On February 4, 2019 at approximately 2000 hours, Officer Andrew Mamone was riding together with Officer J. Sites as a two-man unit when they observed a black 2008 Honda Civic, bearing Florida tag KBCK40, traveling east on Greenbelt Boulevard. The vehicle pulled to the south side of Greenbelt Boulevard, turned off its headlights and continued to travel eastbound. After the vehicle came to a stop on the side of the street the officers drove past the vehicle. The officers observed that the vehicle was occupied by two black males who were not wearing their seatbelts. Officer Sites turned his marked patrol vehicle around and conducted a traffic stop with the front bumper of their marked patrol vehicle facing the front bumper of the suspect vehicle.
Officer Mamone contacted the driver, Tarik Green, and Officer Sites contacted the passenger, Daquan Grant. Green and Grant were asked to exit the vehicle because the driver stated he had cannabis in the vehicle. Officer Sites had previously contacted Green on another occasion and Green was very cooperative. Daquan Grant had originally provided the name Carey Grant and told the officers that he had been arrested before. Grant’s behavior became increasingly nervous and Officer Sites stated that he could see Grant visibly shaking and acting suspiciously. Grant was placed in handcuffs due to his behavior. Officer Mamone exhausted several different avenues to obtain Grants’ identity. When Officer Mamone determined Grant’s identity he relayed the information to Officers Sites and Madison. A short time later, Grant ran from the stop while still in handcuffs. Officers Mamone and Madison chased Green on foot until Grant fell to the ground.
After running from Officers Mamone and Madison, Grant was able to reposition his handcuffs from the rear of his body to the front of his body. Grant attempted to get back up when Officer Mamone discharged his taser and the officers were able to gain control of him. Officers Mamone and Madison instructed Grant to get up off the ground and escorted him to the place of the original traffic stop.
On their return, Officers Mamone and Madison instructed Grant to get on the ground and reposition his handcuffs from the front of his body to the rear, threatening to pepper spray Grant if he did not comply, despite Grant’s protests that he was physically unable to comply. Officer Mamone is then seen on body camera forcing Grant’s legs back through his handcuffs and subsequently walking him to a patrol vehicle while stating “Wow, it’s a miracle your legs work and everything.”
An Internal Affairs investigation determined that Officer Mamone’s actions were unreasonable.
There were no exigent circumstances or conditions that required immediate action. The subject was much smaller in size, stature and weight than all three officers on scene. The suspect never became violent or threatened violence. Taser probes were still attached to the suspect and could have been cycled if needed; the officers had access to communications to request additional officers and to equipment to secure the suspect’s feet to eliminate an attempt to flee. Moreover, there were no crowd issues.

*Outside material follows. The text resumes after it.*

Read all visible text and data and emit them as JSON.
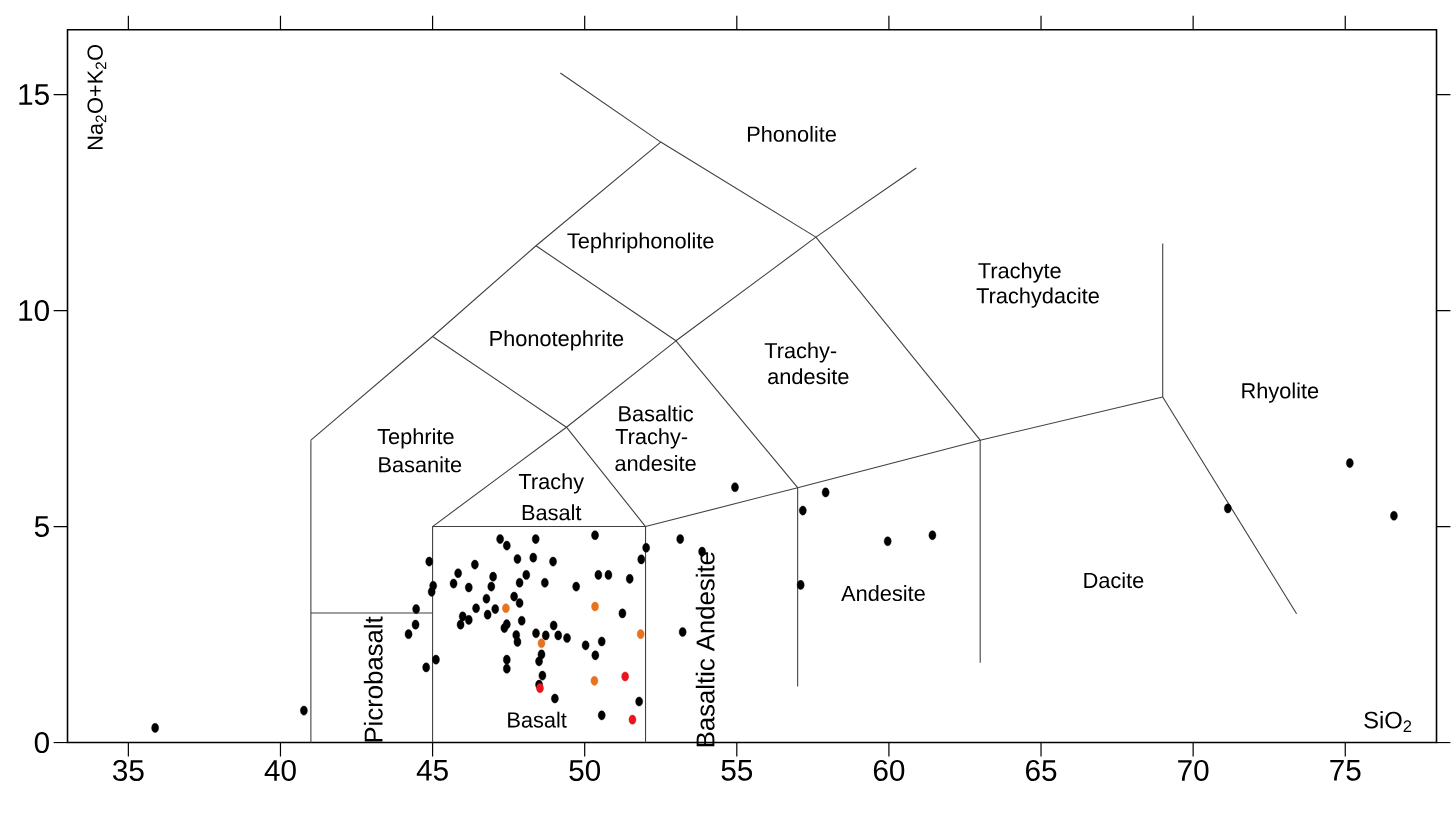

It was recommended that Officers Andrew Mamone and Jeffery Madison be sustained for a violation of “Treatment of Prisoners.” Officer Mamone was suspended without pay for 24 hours. Officer Mamone grieved his suspension, and his grievances were rejected. Ultimately, his suspension case came before Arbitrator Stuart Goldstein. Despite the capitalized “A,” an arbitrator is whomever the arbitration participants choose. There are no standardized minimum qualifications, and an arbitrator does not have to be an attorney. Arbitrators often come to the table with substantial industry experience. This is seen by some as benefiting labor, who would likely characterize it as being fair.
The arbitration of Officer Mamone’s 24-hour suspension took seven days, the proceedings alone took nearly 24 hours. There were approximately 1,500 pages of exhibits filed, and several body-worn camera videos.
Although some news media outlets are thorough in their reporting on police officer discipline, by and large they tend to drop the ball when it comes to reporting the final disposition of discipline cases.
While Mamone’s case received minimal publicity, it was reported by at least one media outlet. What was never reported – anywhere – however, is the reality that all discipline imposed against Officer Andrew Mamone was overturned:
“The City did not prove by a preponderance of the evidence that Officer Mamone’s conduct either (1) threatening to use a chemical spray on Mr. Grant if he did not move his hands from his front to his back or (2) physically moving Mr. Grant’s hands from his front to his back was “inhumane” and consequently did not prove that Officer Mamone violated RM 800-2c. For all of the reasons set forth above, Officer Mamone’s grievance is GRANTED. The City shall make him whole in all respects.”